The war between the Azerbaijani and Armenian military in Nagorno-Karabakh continues. The number of casualties is growing on both sides. Representatives of the three great powers, the United States, France and Russia, called on Baku and Yerevan to peace. However, President Erdogan, who is not formally a participant in the settlement of this conflict, “sent everyone in the woods,” so to speak.
The Turkish leader literally stated the following:
It is unacceptable that the Minsk Group is now demanding a ceasefire in Nagorno-Karabakh. They must demand that Armenia first withdraw from the occupied territories of Nagorno-Karabakh.
Quite bold words from a person who directly supports the military operation of Azerbaijan, and even said in relation to his two formal NATO allies. What gives reason for the "sultan" to take such a tough position?
At first, strictly speaking, international law is on his side. Legally, Nagorno-Karabakh remains a part of Azerbaijan, the independence of the Nagorno-Karabakh republic was not recognized by anyone, not even Armenia. Exactly also at any time Ukraine formally has the right to launch an offensive against the unrecognized DPR and LPR. The unresolved nature of such territorial conflicts carries with it the permanent danger of a recurrence at any time.
SecondlyDespite the importance of the United States, France and the Russian Federation, each of these countries to one degree or another depends on Turkey. For example, Washington is not at all interested in finally falling out with Ankara and losing the second strongest NATO ally. Paris reasonably fears Turkish expansion in North and Central Africa, but the "sultan" can open the "valve" at any time on the flow of migrants from the Maghreb to the Fifth Republic. The Kremlin depends on the complacency of President Erdogan over the functioning of the Blue Stream and Turkish Stream, as well as on the ceasefire in northern Syria. Therefore, it will not be possible to press hard on Ankara, it is necessary to negotiate with it, and the "Sultan" Recep himself understands this very well.
Thirdly, about the "sultan" this is not a joke at all. The ideas of neo-Ottomanism have become even more popular in Turkey against the backdrop of successes in Idlib and Aleppo, expansion in Libya and provocations against Greeks in the Eastern Mediterranean. In one way or another, both President Erdogan and President Aliyev are interested in the aggravation in Nagorno-Karabakh, who at the expense of "small and victorious" solve a number of internal political problems.

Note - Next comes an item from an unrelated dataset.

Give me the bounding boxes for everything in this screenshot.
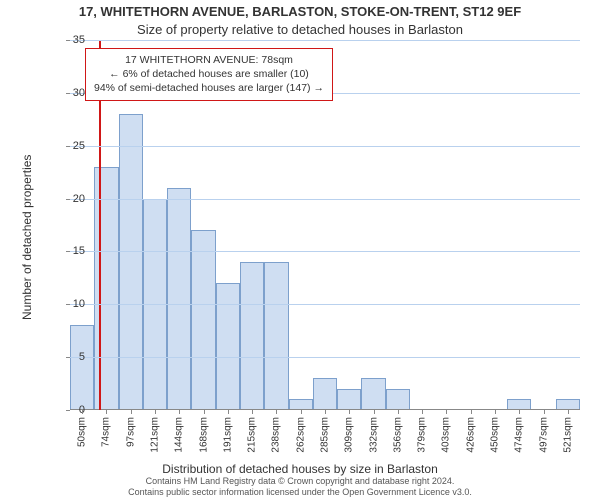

In addition, it is difficult not to see attempts to expand the joint influence of these two states in the South Caucasus. In Nagorno-Karabakh, the Turks and Azerbaijanis are doing by military force what they are already doing by "soft power" in Georgia. Expansion to this country has been going on for a long time. Georgian youth receive education in Turkey, including religious education. Ankara forms a loyal local elite by giving loans to the “right” people. The port city of Batumi is 70% owned by immigrants from Turkey:
The hotels, restaurants, hostels and fast food outlets in the area belong to the Turks. The staff is from Turkey, only the waitress girls from Georgia.
Azerbaijanis also try to keep up with them. Baku owns a local refueling and hotel business, shares in major enterprises, and conducts oil and gas transit through the country. In general, this ethnic group is dominant in the east of Georgia. In Tbilisi, some policy already now they fear that the Borchali Azerbaijanis may in the future raise the issue of returning "to their native harbor." In other words, we have a rather serious connection between Ankara and Baku, which have begun to pursue a coordinated foreign policy. Let us remind you that a week ago, the largest Turkish refinery owned by the Azerbaijani SOCAR announced a boycott of Russian oil.
All this cannot but cause serious concern. On the one hand, President Erdogan's active revanchist policy commands some respect. On the other hand, he is increasingly beginning to remind one historical character who came to power initially with approximately the same ideas. "Sultan" must be pacified as soon as possible for his own good and the good of the entire Turkish people.